West Ham United “continue to dispute” the amount of money they are required to pay the owners of their London Stadium home ground following the purchase of shares in the club by Czech businessman Daniel Kretinsky but have handed over more than the sum they initially agreed to, according to the stadium owners’ newly-published annual report and financial statements.
The financial report confirms that in August 2022 West Ham paid just under £2.6 million to E20 Stadium LLP, the company set up to own the venue, and also reveals that this took place eight months after the club was issued with a non-payment notice by E20. The notice was issued in December 2021, the month after the Kretinsky transaction took place.
The financial report says the £2.6 million payment was followed on 7 March this year by an unspecified “further payment”, but that the football club is still contesting it (extract below from page 24 of the financial report).
Earlier this month Lyn Garner, chief executive of the London Legacy Development Corporation (LLDC) which is a partner in E20 Stadium and has overall responsibility for the Queen Elizabeth Olympic Park in which the stadium stands, informed the London Assembly of a “continuing, significant financial and legal dispute that we currently have with the club”.
It has since been widely reported that West Ham and the LLDC are locked in a legal battle over payments in addition to the £2.6 million, but the financial report shows that despite this West Ham have felt obliged to hand over a further amount, which is likely to be substantial.
Kretinsky bought a 27 per cent share of West Ham, said to be worth around £170 million, making him the club’s second biggest shareholder and also triggering clauses in the complex concession agreement signed by E20 and West Ham in March 2013. These set out in detail sums the club would pay E20 Stadium in the event of significant changes of the club’s ownership structure and any increase in its value as a result of being based at the stadium. That element of the contract, which applied for ten years after it was signed, has just expired.
The new financial report on E20 refers to a “multi-faceted share transaction in WH Holdings Ltd in November 2021” and states that “on 1 August 2022 the Club paid E20 Stadium LLP £2,588,223, in full and final settlement of sums due in relation to the share transfers component of the transaction by relevant shareholders plus interest”. It continues: “On 7 March 2023, a further payment was made to E20 Stadium LLP in relation to other components of the transaction, though the Club continue to dispute this aspect of the matter.”
In the past the LLDC and West Ham have sought independent legal adjudication of disputes between them over the complex “concession agreement” made in March 2013, which made West Ham the primary tenant of the London Stadium. LLDC dissatisfaction with that agreement, which was made when the corporation was under different leadership, resulted in the LLDC suing law firm Allen & Overy for alleged negligence. An out-of-court settlement was reached last August.
The new financial report covers the financial year 2021/22 and would normally have been completed at the end of December.
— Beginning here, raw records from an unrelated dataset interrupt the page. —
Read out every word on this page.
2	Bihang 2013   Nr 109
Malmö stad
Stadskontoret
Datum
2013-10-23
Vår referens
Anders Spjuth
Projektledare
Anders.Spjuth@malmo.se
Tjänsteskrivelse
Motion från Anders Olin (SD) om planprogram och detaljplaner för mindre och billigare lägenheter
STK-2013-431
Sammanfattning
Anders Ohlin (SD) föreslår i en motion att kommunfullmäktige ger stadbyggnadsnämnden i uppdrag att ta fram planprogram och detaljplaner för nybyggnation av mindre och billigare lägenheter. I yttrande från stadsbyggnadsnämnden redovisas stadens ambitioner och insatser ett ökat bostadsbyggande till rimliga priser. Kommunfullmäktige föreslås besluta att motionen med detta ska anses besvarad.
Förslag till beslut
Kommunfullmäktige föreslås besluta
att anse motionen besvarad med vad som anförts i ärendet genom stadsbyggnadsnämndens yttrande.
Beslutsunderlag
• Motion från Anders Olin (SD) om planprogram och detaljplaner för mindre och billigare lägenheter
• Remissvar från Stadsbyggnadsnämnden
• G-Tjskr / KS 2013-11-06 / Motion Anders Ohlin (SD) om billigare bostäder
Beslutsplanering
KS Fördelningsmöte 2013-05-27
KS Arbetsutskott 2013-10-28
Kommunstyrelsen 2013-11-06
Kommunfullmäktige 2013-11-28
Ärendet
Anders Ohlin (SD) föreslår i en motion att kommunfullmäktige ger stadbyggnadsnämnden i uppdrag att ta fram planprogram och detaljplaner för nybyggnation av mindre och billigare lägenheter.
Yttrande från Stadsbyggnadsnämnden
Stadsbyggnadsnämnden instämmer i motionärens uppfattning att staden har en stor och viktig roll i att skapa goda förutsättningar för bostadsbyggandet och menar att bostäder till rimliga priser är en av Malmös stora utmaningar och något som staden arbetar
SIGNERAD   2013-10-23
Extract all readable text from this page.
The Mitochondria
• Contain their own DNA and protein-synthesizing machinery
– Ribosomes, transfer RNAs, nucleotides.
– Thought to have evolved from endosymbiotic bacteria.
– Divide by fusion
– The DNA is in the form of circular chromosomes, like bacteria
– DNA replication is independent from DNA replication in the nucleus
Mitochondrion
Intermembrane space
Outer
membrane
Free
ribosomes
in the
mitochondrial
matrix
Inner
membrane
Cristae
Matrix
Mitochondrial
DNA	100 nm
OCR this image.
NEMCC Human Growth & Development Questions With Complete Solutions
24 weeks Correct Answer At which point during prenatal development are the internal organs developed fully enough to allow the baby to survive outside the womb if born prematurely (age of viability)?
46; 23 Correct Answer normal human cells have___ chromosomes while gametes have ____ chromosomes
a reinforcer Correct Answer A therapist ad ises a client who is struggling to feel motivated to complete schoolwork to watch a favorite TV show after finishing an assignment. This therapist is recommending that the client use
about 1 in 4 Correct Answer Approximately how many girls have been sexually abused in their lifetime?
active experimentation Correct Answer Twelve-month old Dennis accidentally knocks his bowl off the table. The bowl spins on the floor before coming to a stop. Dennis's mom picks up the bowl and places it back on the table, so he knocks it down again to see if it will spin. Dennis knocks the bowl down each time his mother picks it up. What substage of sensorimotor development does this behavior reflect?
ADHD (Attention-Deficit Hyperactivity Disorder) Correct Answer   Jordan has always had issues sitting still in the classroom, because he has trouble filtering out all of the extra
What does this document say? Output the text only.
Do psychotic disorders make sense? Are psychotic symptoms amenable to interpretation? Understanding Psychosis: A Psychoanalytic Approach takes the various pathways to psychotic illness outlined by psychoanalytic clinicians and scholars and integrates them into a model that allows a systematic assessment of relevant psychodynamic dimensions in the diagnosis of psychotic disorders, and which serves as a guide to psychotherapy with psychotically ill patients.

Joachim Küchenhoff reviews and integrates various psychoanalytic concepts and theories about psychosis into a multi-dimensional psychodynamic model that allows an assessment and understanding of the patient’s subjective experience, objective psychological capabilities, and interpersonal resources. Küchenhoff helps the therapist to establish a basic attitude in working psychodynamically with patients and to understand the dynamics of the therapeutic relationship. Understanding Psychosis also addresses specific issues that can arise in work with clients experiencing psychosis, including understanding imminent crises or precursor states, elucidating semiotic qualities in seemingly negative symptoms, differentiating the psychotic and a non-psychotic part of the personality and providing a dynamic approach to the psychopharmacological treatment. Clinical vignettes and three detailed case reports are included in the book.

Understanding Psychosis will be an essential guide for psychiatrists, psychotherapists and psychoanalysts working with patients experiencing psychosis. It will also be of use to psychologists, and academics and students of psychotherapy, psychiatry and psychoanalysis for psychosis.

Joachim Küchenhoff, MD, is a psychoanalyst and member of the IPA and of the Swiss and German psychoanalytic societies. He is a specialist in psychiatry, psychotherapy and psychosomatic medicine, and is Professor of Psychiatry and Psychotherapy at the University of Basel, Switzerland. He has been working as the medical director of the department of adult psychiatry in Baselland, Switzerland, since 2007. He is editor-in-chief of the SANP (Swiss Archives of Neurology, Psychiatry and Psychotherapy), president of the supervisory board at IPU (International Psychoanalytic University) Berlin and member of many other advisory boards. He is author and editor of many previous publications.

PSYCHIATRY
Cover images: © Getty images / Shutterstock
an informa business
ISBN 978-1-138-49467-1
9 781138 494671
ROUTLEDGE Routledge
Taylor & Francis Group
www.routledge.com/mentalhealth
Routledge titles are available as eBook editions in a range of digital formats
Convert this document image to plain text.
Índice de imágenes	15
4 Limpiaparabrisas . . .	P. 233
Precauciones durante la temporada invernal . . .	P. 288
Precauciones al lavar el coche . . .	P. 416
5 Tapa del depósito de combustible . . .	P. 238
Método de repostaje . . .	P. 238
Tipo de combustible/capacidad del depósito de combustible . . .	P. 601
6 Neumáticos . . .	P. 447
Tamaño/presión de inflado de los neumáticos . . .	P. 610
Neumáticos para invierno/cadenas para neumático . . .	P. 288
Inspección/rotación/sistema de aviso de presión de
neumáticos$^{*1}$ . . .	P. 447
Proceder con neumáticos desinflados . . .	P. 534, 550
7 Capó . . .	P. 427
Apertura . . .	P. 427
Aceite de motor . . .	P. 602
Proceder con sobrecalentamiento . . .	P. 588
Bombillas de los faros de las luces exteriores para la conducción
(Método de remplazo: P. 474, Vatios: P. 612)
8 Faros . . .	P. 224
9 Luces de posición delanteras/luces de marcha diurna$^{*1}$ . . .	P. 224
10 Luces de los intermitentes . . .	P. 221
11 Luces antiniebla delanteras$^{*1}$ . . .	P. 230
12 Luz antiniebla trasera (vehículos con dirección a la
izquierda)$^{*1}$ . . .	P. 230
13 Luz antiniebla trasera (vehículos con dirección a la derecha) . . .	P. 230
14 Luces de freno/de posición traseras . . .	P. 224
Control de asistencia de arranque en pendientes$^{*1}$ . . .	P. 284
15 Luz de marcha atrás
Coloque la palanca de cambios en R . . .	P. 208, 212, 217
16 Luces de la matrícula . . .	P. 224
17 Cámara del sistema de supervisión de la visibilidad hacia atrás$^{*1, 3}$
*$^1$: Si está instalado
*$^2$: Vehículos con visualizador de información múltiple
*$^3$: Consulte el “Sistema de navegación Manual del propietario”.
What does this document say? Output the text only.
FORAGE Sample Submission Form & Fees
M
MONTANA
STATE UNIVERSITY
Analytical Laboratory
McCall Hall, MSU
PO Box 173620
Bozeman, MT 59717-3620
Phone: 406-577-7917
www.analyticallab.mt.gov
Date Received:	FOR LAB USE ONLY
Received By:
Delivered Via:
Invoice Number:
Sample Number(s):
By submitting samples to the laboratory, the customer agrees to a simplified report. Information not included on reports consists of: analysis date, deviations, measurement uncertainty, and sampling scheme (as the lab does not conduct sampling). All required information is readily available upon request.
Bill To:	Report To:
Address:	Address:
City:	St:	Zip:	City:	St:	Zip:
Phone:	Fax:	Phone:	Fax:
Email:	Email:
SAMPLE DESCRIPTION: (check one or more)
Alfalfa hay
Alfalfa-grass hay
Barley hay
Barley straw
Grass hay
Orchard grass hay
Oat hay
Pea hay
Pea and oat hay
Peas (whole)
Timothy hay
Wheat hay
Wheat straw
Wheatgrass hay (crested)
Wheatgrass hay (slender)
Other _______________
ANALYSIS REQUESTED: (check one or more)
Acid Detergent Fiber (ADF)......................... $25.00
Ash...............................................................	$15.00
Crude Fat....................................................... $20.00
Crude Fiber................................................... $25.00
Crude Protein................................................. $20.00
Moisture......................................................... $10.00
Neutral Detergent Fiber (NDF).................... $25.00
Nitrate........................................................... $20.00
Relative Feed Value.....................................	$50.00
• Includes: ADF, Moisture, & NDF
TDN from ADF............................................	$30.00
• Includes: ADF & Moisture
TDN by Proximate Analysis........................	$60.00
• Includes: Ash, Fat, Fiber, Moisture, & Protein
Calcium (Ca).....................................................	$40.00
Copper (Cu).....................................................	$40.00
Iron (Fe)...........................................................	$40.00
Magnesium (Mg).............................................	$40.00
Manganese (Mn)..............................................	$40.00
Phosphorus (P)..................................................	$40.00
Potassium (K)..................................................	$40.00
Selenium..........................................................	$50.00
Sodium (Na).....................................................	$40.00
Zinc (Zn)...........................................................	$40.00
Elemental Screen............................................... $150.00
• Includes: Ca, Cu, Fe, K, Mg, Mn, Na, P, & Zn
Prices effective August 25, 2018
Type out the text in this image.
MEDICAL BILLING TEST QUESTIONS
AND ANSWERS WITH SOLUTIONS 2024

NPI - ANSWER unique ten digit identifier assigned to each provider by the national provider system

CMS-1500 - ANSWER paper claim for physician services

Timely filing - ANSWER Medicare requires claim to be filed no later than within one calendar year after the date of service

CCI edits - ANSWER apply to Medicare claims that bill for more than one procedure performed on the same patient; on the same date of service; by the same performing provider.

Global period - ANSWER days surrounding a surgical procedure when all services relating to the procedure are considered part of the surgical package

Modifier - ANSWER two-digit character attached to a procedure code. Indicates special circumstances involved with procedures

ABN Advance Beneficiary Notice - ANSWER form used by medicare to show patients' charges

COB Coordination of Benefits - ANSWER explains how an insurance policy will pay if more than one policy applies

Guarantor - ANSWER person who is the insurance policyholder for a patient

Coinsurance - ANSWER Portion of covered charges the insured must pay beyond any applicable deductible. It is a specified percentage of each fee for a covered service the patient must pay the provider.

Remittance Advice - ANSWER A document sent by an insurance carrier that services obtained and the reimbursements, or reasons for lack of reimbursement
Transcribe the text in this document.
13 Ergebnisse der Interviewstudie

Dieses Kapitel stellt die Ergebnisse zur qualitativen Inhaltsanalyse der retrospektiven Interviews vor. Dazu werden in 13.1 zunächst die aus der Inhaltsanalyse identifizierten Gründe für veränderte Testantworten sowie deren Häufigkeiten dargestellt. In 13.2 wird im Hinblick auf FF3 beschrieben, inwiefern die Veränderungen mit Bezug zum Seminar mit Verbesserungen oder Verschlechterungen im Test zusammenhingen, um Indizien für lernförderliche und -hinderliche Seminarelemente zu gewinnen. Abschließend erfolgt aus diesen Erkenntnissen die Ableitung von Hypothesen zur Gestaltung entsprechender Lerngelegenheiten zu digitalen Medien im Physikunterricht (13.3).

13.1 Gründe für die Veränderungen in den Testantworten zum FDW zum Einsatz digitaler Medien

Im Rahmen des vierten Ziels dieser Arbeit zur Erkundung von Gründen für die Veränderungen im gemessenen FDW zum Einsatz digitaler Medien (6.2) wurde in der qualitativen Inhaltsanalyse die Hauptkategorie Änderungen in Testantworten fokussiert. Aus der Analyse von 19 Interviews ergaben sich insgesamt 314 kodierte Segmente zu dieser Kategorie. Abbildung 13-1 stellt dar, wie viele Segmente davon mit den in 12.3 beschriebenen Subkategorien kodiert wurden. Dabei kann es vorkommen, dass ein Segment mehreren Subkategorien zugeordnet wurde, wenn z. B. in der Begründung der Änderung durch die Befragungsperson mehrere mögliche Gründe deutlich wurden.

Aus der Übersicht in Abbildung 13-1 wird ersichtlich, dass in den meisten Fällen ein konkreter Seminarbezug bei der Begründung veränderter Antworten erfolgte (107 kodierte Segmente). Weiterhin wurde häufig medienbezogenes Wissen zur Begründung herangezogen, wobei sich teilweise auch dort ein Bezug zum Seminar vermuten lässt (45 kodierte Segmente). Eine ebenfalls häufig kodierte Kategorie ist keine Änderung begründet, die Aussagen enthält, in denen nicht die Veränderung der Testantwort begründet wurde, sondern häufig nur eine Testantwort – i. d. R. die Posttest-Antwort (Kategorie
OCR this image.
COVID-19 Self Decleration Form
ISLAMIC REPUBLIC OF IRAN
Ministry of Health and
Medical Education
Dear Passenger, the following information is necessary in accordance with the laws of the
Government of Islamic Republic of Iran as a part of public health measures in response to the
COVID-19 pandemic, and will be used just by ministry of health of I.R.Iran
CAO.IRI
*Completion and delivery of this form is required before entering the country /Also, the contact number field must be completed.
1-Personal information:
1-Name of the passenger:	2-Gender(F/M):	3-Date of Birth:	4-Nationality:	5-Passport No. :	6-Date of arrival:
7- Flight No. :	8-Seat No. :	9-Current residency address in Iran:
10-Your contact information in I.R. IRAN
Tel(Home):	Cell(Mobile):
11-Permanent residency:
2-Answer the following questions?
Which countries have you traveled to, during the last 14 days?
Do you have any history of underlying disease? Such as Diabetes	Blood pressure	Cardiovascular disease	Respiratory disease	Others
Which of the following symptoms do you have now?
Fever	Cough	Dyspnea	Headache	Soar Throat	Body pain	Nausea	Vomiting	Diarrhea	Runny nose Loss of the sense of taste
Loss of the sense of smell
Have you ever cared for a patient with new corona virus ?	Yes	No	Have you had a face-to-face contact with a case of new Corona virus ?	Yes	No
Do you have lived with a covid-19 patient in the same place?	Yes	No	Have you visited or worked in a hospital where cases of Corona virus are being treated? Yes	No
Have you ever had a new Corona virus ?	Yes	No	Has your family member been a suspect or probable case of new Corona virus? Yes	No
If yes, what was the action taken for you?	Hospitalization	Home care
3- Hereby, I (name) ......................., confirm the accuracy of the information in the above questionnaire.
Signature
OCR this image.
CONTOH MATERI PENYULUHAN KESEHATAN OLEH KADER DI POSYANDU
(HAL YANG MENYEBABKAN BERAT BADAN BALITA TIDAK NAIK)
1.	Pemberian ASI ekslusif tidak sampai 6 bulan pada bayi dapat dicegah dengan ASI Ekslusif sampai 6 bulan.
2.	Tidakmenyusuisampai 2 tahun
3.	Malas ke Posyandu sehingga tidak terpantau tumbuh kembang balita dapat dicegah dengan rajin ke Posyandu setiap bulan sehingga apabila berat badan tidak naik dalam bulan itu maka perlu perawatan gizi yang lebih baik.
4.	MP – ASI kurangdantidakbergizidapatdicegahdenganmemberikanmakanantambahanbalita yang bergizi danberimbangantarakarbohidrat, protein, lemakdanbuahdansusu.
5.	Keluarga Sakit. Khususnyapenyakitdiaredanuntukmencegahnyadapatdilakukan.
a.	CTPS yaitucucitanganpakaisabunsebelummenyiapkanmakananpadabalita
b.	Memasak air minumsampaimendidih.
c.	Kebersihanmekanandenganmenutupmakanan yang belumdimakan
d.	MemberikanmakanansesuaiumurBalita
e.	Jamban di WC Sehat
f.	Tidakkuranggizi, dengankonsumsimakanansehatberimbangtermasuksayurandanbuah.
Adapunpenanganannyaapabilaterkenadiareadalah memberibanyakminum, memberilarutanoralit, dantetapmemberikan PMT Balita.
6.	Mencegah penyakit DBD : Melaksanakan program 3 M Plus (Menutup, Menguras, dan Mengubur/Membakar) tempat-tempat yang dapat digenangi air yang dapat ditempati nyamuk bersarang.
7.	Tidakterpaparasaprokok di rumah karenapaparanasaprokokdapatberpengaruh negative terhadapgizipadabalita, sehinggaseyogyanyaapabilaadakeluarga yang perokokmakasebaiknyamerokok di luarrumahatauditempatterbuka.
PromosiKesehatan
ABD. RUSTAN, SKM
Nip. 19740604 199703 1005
The LLDC says the delay is because auditors EY had to conduct an “intensive review” of what are termed E20’s two “onerous contracts” – meaning “loss-making” – with West Ham and with UK Athletics, which has use of the stadium during part of the summer.
The stadium continues to make an underlying operating loss put at £13.7 million in the year to 31 March 2022 (page 2), though Garner told the Assembly that savings have been made in the cost of moving the retractable seats to covert the stadium from football to athletics and other uses, as well as in electricity bills, suggesting the figure would otherwise have been somewhat higher.